The queue module can be used to communicate between threads, allowing data to be shared among threads. Queue solves the problem of producer-consumer, now create a queue, let the producer thread put the newly produced goods into the consumer thread to use. The time taken by producers to produce goods cannot be predetermined, and the time for consumers to consume goods produced by producers is also uncertain.
View a code slice from my Code chip

  #!/usr/bin/env python from random import randint from time import sleep from queue import queue 
    Thread Import mythread def writeq (queue): print ' +++producing object for Q ... ', queue.put (' xxx ', 1) Print "+++size now:", Queue.qsize () def READQ (queue): val = queue.get (1) print '---consumed object from Q 
      .. size now ', \ queue.qsize () def writer (queue, loops): For I in range (loops): Writeq (queue) Sleep (Randint (1, 3)) def reader (queue, loops): For I in range (loops): READQ (queue) sleep (RA 
    Ndint (2, 5)) Funcs = [writer, reader] Nfuncs = range (len (FUNCS)) def main (): Nloops = Randint (2, 5) Q = Queue (threads = [] for i in nfuncs:t = Mythread (funcs[i), (Q, nloops), \ Funcs 
      [i].__name__) Threads.append (t) for I-Nfuncs:threads[i].start () for-I in Nfuncs: 
   Threads[i].join ()
    print ' ***all done ' if __name__ = = ' __main__ ': Main () 
 

This implementation uses the queue object and the way the goods are randomly produced (and consumed).
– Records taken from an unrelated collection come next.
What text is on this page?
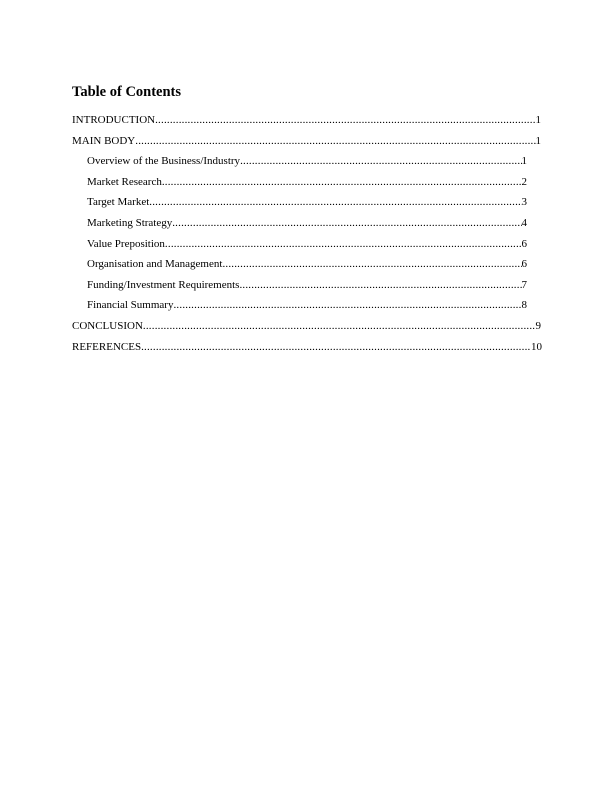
Table of Contents
INTRODUCTION .....	1
MAIN BODY .....	1
Overview of the Business/Industry .....	1
Market Research .....	2
Target Market .....	3
Marketing Strategy .....	4
Value Preposition .....	6
Organisation and Management .....	6
Funding/Investment Requirements .....	7
Financial Summary .....	8
CONCLUSION .....	9
REFERENCES .....	10
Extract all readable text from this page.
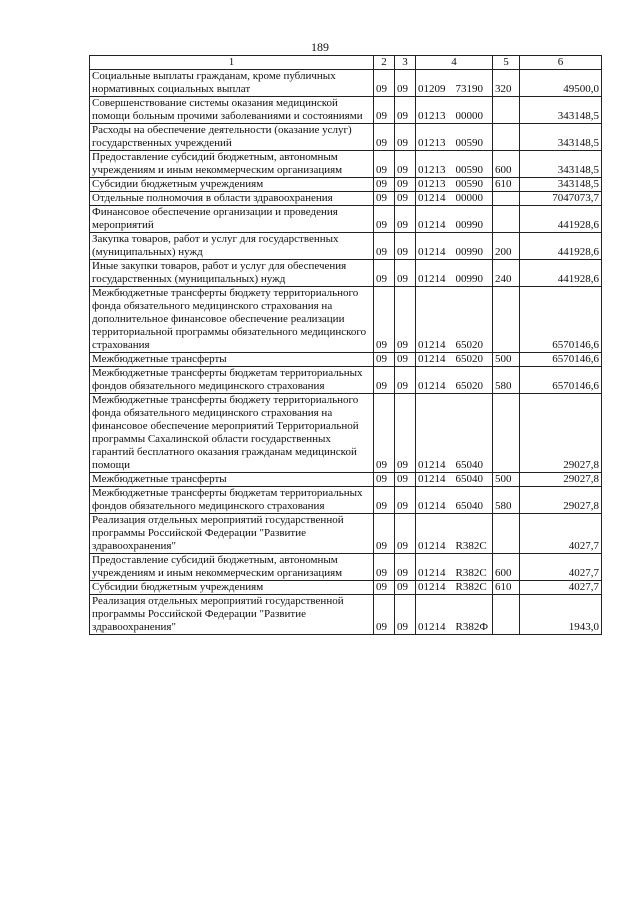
189
1	2	3	4	5	6
Социальные выплаты гражданам, кроме публичных нормативных социальных выплат	09	09	01209 73190	320	49500,0
Совершенствование системы оказания медицинской помощи больным прочими заболеваниями и состояниями	09	09	01213 00000		343148,5
Расходы на обеспечение деятельности (оказание услуг) государственных учреждений	09	09	01213 00590		343148,5
Предоставление субсидий бюджетным, автономным учреждениям и иным некоммерческим организациям	09	09	01213 00590	600	343148,5
Субсидии бюджетным учреждениям	09	09	01213 00590	610	343148,5
Отдельные полномочия в области здравоохранения	09	09	01214 00000		7047073,7
Финансовое обеспечение организации и проведения мероприятий	09	09	01214 00990		441928,6
Закупка товаров, работ и услуг для государственных (муниципальных) нужд	09	09	01214 00990	200	441928,6
Иные закупки товаров, работ и услуг для обеспечения государственных (муниципальных) нужд	09	09	01214 00990	240	441928,6
Межбюджетные трансферты бюджету территориального фонда обязательного медицинского страхования на дополнительное финансовое обеспечение реализации территориальной программы обязательного медицинского страхования	09	09	01214 65020		6570146,6
Межбюджетные трансферты	09	09	01214 65020	500	6570146,6
Межбюджетные трансферты бюджетам территориальных фондов обязательного медицинского страхования	09	09	01214 65020	580	6570146,6
Межбюджетные трансферты бюджету территориального фонда обязательного медицинского страхования на финансовое обеспечение мероприятий Территориальной программы Сахалинской области государственных гарантий бесплатного оказания гражданам медицинской помощи	09	09	01214 65040		29027,8
Межбюджетные трансферты	09	09	01214 65040	500	29027,8
Межбюджетные трансферты бюджетам территориальных фондов обязательного медицинского страхования	09	09	01214 65040	580	29027,8
Реализация отдельных мероприятий государственной программы Российской Федерации "Развитие здравоохранения"	09	09	01214 R382C		4027,7
Предоставление субсидий бюджетным, автономным учреждениям и иным некоммерческим организациям	09	09	01214 R382C	600	4027,7
Субсидии бюджетным учреждениям	09	09	01214 R382C	610	4027,7
Реализация отдельных мероприятий государственной программы Российской Федерации "Развитие здравоохранения"	09	09	01214 R382Ф		1943,0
Producers and consumers are independent of each other and run concurrently, and they may not necessarily be performed in turn (random number simulations). The Writeq () and READQ () functions are used to put objects into queues and consume an object in the queue, where the string ' xxx ' is used to represent the object in the queue. The writer () function is to put an object into the queue at once, wait for a while and then do the same thing, and do the same number of times, which is randomly generated by the script when it is run. The reader () function does something similar, except that it is used to consume objects.
6, Thread-related modules
multithreading-related standard library modules:

Third, summary
(1) A program to complete a number of tasks, you can consider each task using a thread, such a program in the design relative to the single thread to do all the procedures, clearer.
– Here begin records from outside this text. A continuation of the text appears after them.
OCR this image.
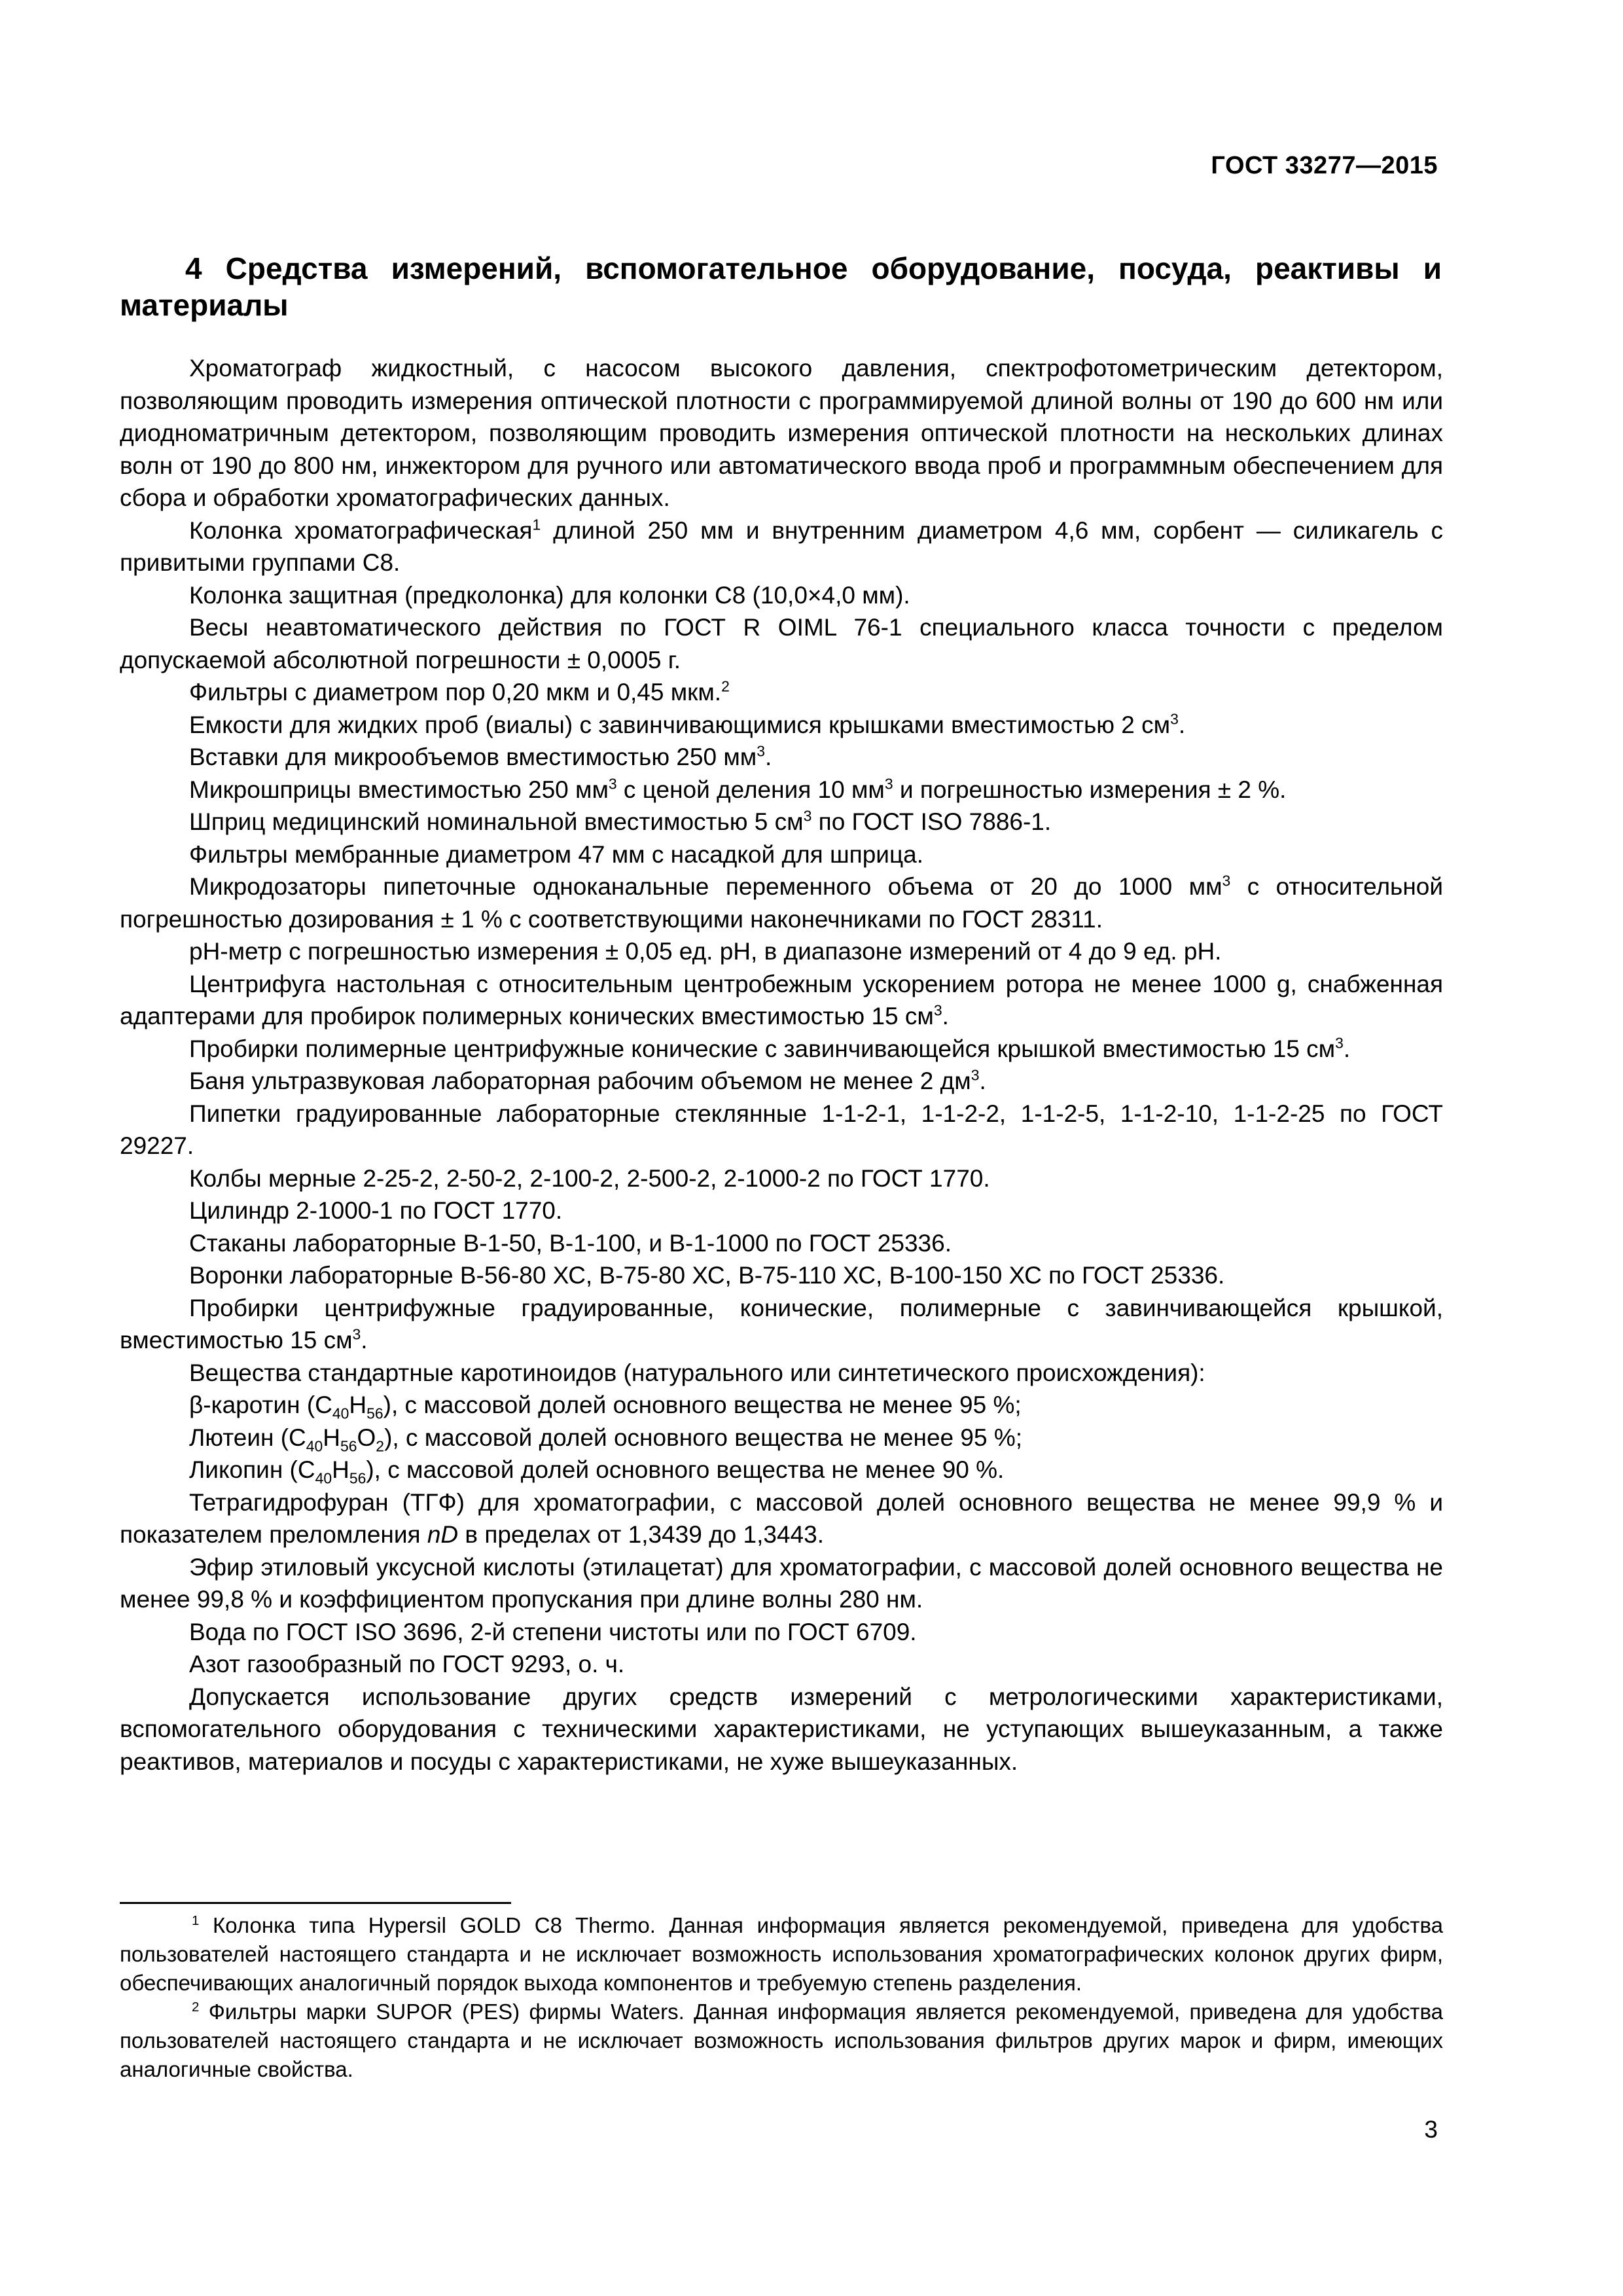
ГОСТ 33277—2015
4 Средства измерений, вспомогательное оборудование, посуда, реактивы и материалы

Хроматограф жидкостный, с насосом высокого давления, спектрофотометрическим детектором, позволяющим проводить измерения оптической плотности с программируемой длиной волны от 190 до 600 нм или диодноматричным детектором, позволяющим проводить измерения оптической плотности на нескольких длинах волн от 190 до 800 нм, инжектором для ручного или автоматического ввода проб и программным обеспечением для сбора и обработки хроматографических данных.

Колонка хроматографическая$^1$ длиной 250 мм и внутренним диаметром 4,6 мм, сорбент — силикагель с привитыми группами С8.

Колонка защитная (предколонка) для колонки С8 (10,0×4,0 мм).

Весы неавтоматического действия по ГОСТ R OIML 76-1 специального класса точности с пределом допускаемой абсолютной погрешности ± 0,0005 г.

Фильтры с диаметром пор 0,20 мкм и 0,45 мкм.$^2$

Емкости для жидких проб (виалы) с завинчивающимися крышками вместимостью 2 $см^3$.

Вставки для микрообъемов вместимостью 250 $мм^3$.

Микрошприцы вместимостью 250 $мм^3$ с ценой деления 10 $мм^3$ и погрешностью измерения ± 2 %.

Шприц медицинский номинальной вместимостью 5 $см^3$ по ГОСТ ISO 7886-1.

Фильтры мембранные диаметром 47 мм с насадкой для шприца.

Микродозаторы пипеточные одноканальные переменного объема от 20 до 1000 $мм^3$ с относительной погрешностью дозирования ± 1 % с соответствующими наконечниками по ГОСТ 28311.

рН-метр с погрешностью измерения ± 0,05 ед. рН, в диапазоне измерений от 4 до 9 ед. рН.

Центрифуга настольная с относительным центробежным ускорением ротора не менее 1000 g, снабженная адаптерами для пробирок полимерных конических вместимостью 15 $см^3$.

Пробирки полимерные центрифужные конические с завинчивающейся крышкой вместимостью 15 $см^3$.

Баня ультразвуковая лабораторная рабочим объемом не менее 2 $дм^3$.

Пипетки градуированные лабораторные стеклянные 1-1-2-1, 1-1-2-2, 1-1-2-5, 1-1-2-10, 1-1-2-25 по ГОСТ 29227.

Колбы мерные 2-25-2, 2-50-2, 2-100-2, 2-500-2, 2-1000-2 по ГОСТ 1770.

Цилиндр 2-1000-1 по ГОСТ 1770.

Стаканы лабораторные В-1-50, В-1-100, и В-1-1000 по ГОСТ 25336.

Воронки лабораторные В-56-80 ХС, В-75-80 ХС, В-75-110 ХС, В-100-150 ХС по ГОСТ 25336.

Пробирки центрифужные градуированные, конические, полимерные с завинчивающейся крышкой, вместимостью 15 $см^3$.

Вещества стандартные каротиноидов (натурального или синтетического происхождения):

β-каротин $(С_{40}Н_{56})$, с массовой долей основного вещества не менее 95 %;

Лютеин $(С_{40}Н_{56}О_2)$, с массовой долей основного вещества не менее 95 %;

Ликопин $(С_{40}Н_{56})$, с массовой долей основного вещества не менее 90 %.

Тетрагидрофуран (ТГФ) для хроматографии, с массовой долей основного вещества не менее 99,9 % и показателем преломления nD в пределах от 1,3439 до 1,3443.

Эфир этиловый уксусной кислоты (этилацетат) для хроматографии, с массовой долей основного вещества не менее 99,8 % и коэффициентом пропускания при длине волны 280 нм.

Вода по ГОСТ ISO 3696, 2-й степени чистоты или по ГОСТ 6709.

Азот газообразный по ГОСТ 9293, о. ч.

Допускается использование других средств измерений с метрологическими характеристиками, вспомогательного оборудования с техническими характеристиками, не уступающих вышеуказанным, а также реактивов, материалов и посуды с характеристиками, не хуже вышеуказанных.

$^1$ Колонка типа Hypersil GOLD C8 Thermo. Данная информация является рекомендуемой, приведена для удобства пользователей настоящего стандарта и не исключает возможность использования хроматографических колонок других фирм, обеспечивающих аналогичный порядок выхода компонентов и требуемую степень разделения.

$^2$ Фильтры марки SUPOR (PES) фирмы Waters. Данная информация является рекомендуемой, приведена для удобства пользователей настоящего стандарта и не исключает возможность использования фильтров других марок и фирм, имеющих аналогичные свойства.

3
(2) Single-threaded programs are limited in program performance, especially in programs that are independent, uncertain, and multitasking, while separating multiple tasks into multiple threads runs faster than sequential operations. Because the Python interpreter is single-threaded, not all programs can benefit from multiple threads.
(3) If there is a shortage, please leave a message, thank you first!